Az ileride müşterilere ne istediklerini soran bi adet garson Helin görmek beni bi anlığına tekrar komaya soktu. Yukardan topladığı sarı saçları ve hafif yana yatık taktığı gemici şapkasıyla manken çekimi için giyinmiş gibi gözüküyordu. Büfeyi ilk kez bu kadar kalabalık görüyordum sanırım. Yalpalaya yalpalaya yanına gelirken o da minik simli defterine siparişi yazmayı bitirdi.

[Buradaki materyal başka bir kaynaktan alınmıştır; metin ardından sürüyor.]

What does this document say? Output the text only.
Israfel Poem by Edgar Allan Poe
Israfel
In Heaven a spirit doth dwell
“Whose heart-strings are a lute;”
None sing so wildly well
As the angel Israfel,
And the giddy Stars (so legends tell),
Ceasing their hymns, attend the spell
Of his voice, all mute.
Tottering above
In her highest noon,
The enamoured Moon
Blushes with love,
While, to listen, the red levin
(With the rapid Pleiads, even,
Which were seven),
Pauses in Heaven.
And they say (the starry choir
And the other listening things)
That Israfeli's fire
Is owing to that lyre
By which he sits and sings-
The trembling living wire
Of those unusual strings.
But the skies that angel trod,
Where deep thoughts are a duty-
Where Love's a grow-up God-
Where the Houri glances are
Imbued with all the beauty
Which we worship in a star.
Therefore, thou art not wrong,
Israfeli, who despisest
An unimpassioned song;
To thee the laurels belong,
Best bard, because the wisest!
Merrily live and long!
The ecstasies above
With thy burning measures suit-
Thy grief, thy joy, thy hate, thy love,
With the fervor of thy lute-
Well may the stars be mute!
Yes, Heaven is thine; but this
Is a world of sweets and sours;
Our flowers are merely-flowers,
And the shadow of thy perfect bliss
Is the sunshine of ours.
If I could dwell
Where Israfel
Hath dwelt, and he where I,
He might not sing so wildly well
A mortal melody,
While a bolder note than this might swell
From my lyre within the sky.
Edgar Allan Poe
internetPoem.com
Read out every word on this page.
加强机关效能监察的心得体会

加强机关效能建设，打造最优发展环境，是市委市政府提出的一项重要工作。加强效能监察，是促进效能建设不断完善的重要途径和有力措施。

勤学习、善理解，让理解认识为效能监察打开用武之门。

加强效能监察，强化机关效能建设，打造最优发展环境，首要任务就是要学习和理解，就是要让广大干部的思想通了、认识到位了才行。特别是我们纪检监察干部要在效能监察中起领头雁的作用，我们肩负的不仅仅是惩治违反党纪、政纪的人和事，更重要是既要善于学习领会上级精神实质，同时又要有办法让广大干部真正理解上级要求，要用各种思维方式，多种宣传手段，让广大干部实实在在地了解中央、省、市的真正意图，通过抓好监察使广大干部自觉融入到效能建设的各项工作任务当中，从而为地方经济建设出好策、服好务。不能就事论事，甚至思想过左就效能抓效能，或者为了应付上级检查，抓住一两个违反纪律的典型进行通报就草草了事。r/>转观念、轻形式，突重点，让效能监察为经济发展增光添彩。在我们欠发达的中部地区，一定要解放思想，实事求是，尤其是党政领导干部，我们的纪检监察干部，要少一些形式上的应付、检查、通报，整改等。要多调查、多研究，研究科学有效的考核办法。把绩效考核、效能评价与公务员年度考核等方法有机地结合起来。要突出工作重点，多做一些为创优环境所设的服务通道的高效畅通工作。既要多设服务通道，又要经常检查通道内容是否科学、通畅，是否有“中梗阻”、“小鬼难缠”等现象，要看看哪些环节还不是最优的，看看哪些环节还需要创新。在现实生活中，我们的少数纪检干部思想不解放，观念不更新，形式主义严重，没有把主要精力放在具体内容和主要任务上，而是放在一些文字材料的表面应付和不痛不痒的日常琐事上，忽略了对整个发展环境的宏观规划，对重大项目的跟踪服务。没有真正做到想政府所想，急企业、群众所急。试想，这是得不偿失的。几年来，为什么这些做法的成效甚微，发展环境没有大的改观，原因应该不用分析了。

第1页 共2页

"Aşkım ne işin var burada!"
"Asıl senin ne işin var?"
"Ekmek parası kızım..." Şımarık bi gülüş attı "Çalışıyoruz."
"Onu gördüm fanlarını da toplamışsın." Gözümle Helin için geldiğine emin olduğum bi erkek grubunu isaret ettim. Büfeye doğru giderken offladı.
"Amaan elin abazaları işte"
"Rahatsız mı ettiler yoksa söyleyeyim aslı teyzeye" Çatılan kaşlarımla eşek gibi anıran ergen erkek grubuna baktım.
"Yok bırak keriz parası gelsinler her gün"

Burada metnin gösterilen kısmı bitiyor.